The official forecast for Taiwan’s 2013 GDP growth was cut from 3.6 per cent to 2.4 per cent only days earlier. Given that private spending will have to sustain growth in the absence of strong trade flows, the consumption bias of Jiang Yi-huah’s proposals appears well-focused.

Measures under discussion for boosting the economy have included:

  • revising the controversial capital gains tax introduced in January 2013;
  • securing greater private-sector participation in public construction projects, particularly from local insurance funds for infrastructure in general;
  • establishing a NTD1 billion (USD33 million) “Angel Fund” to assist start-ups and entrepreneurs seeking patents;
  • new or extended subsidies for replacing private cars and household appliances;
  • simplifying the tax system to give business and investors greater certainty;
  • incentives and simpler documentation to attract more high-end and business travellers from Hong Kong and mainland China;
  • a trade agreement to give Taiwanese companies access to some of China’s e-commerce, healthcare, transport, finance, telecoms and tourism sectors while Chinese businesses gain access to Taiwan’s finance, healthcare and tourism.

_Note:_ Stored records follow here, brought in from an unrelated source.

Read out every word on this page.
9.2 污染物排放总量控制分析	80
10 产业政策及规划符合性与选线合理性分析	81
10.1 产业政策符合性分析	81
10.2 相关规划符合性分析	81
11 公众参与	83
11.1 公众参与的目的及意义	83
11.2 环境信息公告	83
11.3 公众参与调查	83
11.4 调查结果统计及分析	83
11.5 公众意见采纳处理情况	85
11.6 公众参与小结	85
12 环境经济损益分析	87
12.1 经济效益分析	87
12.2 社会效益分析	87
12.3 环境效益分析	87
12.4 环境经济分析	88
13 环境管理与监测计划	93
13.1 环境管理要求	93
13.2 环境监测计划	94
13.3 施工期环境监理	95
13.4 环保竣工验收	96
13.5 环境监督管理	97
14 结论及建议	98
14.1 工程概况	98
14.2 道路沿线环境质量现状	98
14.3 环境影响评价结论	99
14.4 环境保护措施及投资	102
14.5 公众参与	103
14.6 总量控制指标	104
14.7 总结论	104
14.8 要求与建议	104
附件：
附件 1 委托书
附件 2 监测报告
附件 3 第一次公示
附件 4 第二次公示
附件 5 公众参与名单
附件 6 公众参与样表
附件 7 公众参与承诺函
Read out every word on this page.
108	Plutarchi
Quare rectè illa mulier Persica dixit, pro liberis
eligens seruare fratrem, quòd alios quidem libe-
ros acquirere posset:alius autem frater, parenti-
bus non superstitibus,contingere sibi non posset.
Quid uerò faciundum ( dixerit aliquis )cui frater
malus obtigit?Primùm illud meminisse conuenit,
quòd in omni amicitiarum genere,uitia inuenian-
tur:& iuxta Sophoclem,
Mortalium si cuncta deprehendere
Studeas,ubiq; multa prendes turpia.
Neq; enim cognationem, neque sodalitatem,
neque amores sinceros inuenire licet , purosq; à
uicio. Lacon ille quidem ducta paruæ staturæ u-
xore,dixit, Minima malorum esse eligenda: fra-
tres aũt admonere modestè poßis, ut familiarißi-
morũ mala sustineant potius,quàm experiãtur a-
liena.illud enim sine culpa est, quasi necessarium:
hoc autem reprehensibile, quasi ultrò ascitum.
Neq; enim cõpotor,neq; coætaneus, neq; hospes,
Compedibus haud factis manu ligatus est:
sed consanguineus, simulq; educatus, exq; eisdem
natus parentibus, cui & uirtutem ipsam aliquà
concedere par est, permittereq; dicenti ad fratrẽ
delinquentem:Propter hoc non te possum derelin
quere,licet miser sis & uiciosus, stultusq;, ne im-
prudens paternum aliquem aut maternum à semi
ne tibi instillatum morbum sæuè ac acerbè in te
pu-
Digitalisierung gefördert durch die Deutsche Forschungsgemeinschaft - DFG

Some of the measures had been in the works for a while, but we think their consumption bias is apt given that, after trade, private spending is the most important driver of the island’s growth. From 2010 to 2012, private consumption underpinned an average of 41 per cent of GDP growth.

Private investment has been important too, contributing 19 per cent of the growth, but much of this has been counterbalanced by a simultaneous contraction of public and government investment. That is presumably why Jiang Yi-huah also mentioned plans to boost the public construction budget.

But how much this mix of measures ultimately boosts the economy will depend on their scale, timing and pace.

The capital gains tax revision should have the biggest near-term impact, in our view. Movements in Taiwan’s stock market have a significant wealth effect on people’s spending. We estimate that for every sustained 10 per cent increase in Taipei’s share index, the nation’s private consumption spending rises by around 0.7 per cent – potentially lifting GDP by up to 0.4 percentage points. Taiwan is the Asian region’s second most sensitive economy to this equity-wealth impact.